Strangely, Penguin then goes on to state that it has all the “secret sales data” that it accuses the DOJ of having and that the sales data is simply too complicated to explain in the short document. ”It is too complicated for purposes of this short submission to in any substantive way get into all of what the data show about pre- and post- agency eBook prices.” But the sales data is not too complicated to share that the DOJ is cherry picking prices to argue that the ebook price has increased.
Further, Penguin argues that prices pre Agency were high as well, which is the only way to explain how Amazon made money with its loss leaders.

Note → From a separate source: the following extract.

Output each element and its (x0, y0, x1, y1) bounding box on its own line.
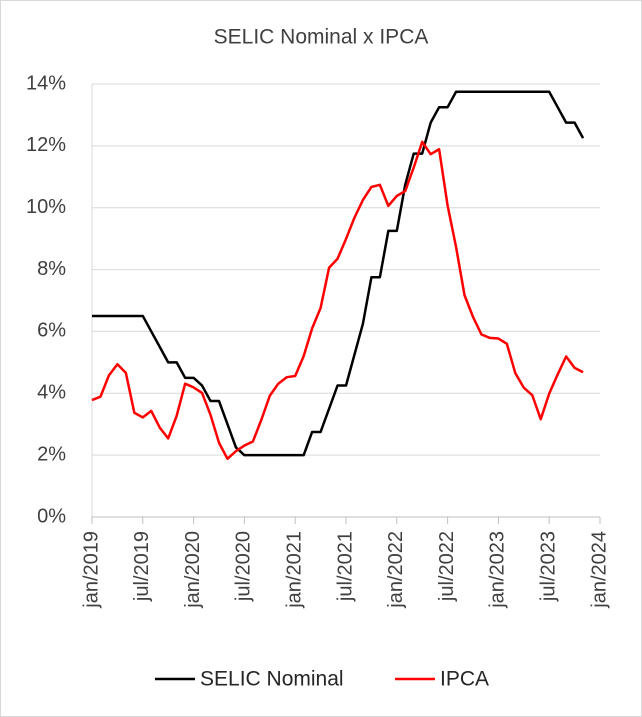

We have looked at pre-agency, month-by-month pricing of Penguin new releases (i.e., eBooks sold within 12 months of the release of the hardcover version) as priced and sold by Amazon during the one-year period prior to the advent of agency selling. What we found is that over 62% of the eBook titles for books with hard cover list prices over $20 (the typical range for bestsellers and other popular trade fiction) were priced by Amazon above $9.99, with many priced in the $14 to $15 dollar range. (See Exhibit A, at 1 (request to seal pending))
If there is one point we think needs to be made clear, it is that there was no uniform $9.99 price point when Amazon was authorized to price each Publisher Defendants’ eBook titles. We have looked at pre-agency, month-by-month pricing of Penguin new releases (i.e., eBooks sold within 12 months of the release of the hardcover version) as priced and sold by Amazon during the one-year period prior to the advent of agency selling. What we found is that over 62% of the eBook titles for books with hard cover list prices over $20 (the typical range for bestsellers and other popular trade fiction) were priced by Amazon above $9.99, with many priced in the $14 to $15 dollar range. (See Exhibit A, at 1 (request to seal pending)) Indeed, for six of the twelve months pre-agency, the most common price point for such eBook titles was above $12.99. The price dispersion above $9.99 can be seen at page 2 (examining weighted average prices) and page 3 (actual monthly price points) of Exhibit A. We also note that prices for any specific title also changed, sometimes dramatically, over that title’s life-cycle.
I found this argument to be a huge fail. Macmillan is arguing that Amazon is going to price everyone out of business yet Penguin was noting that pre-Agency, Amazon was engaged in higher ebook pricing too!
Apple’s argument is somewhat different than the publishers. First, Apple argues that the rewriting of contracts is a penalty that it should not suffer until it has had its day in court, 10 months from now. Voiding contracts is a remedy to take only after a finding of conspiracy, not on the basis of mere allegations of a conspiracy. Second, the public (as defined by the public comments) don’t want the settlement and feel that it/they will be harmed by the settlement. Third, a delay in ruling on the proposed judgment until a trial occurs would avoid piecemeal appeals of issues in the case. For judicial efficiency, essentially, Apple argues that a delay makes sense.
Authors’ Guild argues that to allow vendors to sell ebooks at a loss would adversely affect the ebook market, the print book market, and relationships “between and among traditional and virtual booksellers.” (Virtual? No virtual about it. Real dollars exchange hands in the internet commerce world) Authors Guild tries to impress upon the court the importance of “traditional” bookstores and how books won’t be discovered without them.
Authors Guild denies that the comments of booksellers, agents, and authors against the settlement are driven by self interest because Agency pricing results in lowered royalties for authors. The only interest Authors Guild has, it writes, is in a robust literary marketplace and that will be destroyed if Amazon is allowed to select books willy nilly and discount them or even give them away for free.
As a side note, Authors Guild makes a good argument against DRM when it states “the Proposed Judgment will drive trade out of traditional bookstores and into the proprietary world of the Kindle.”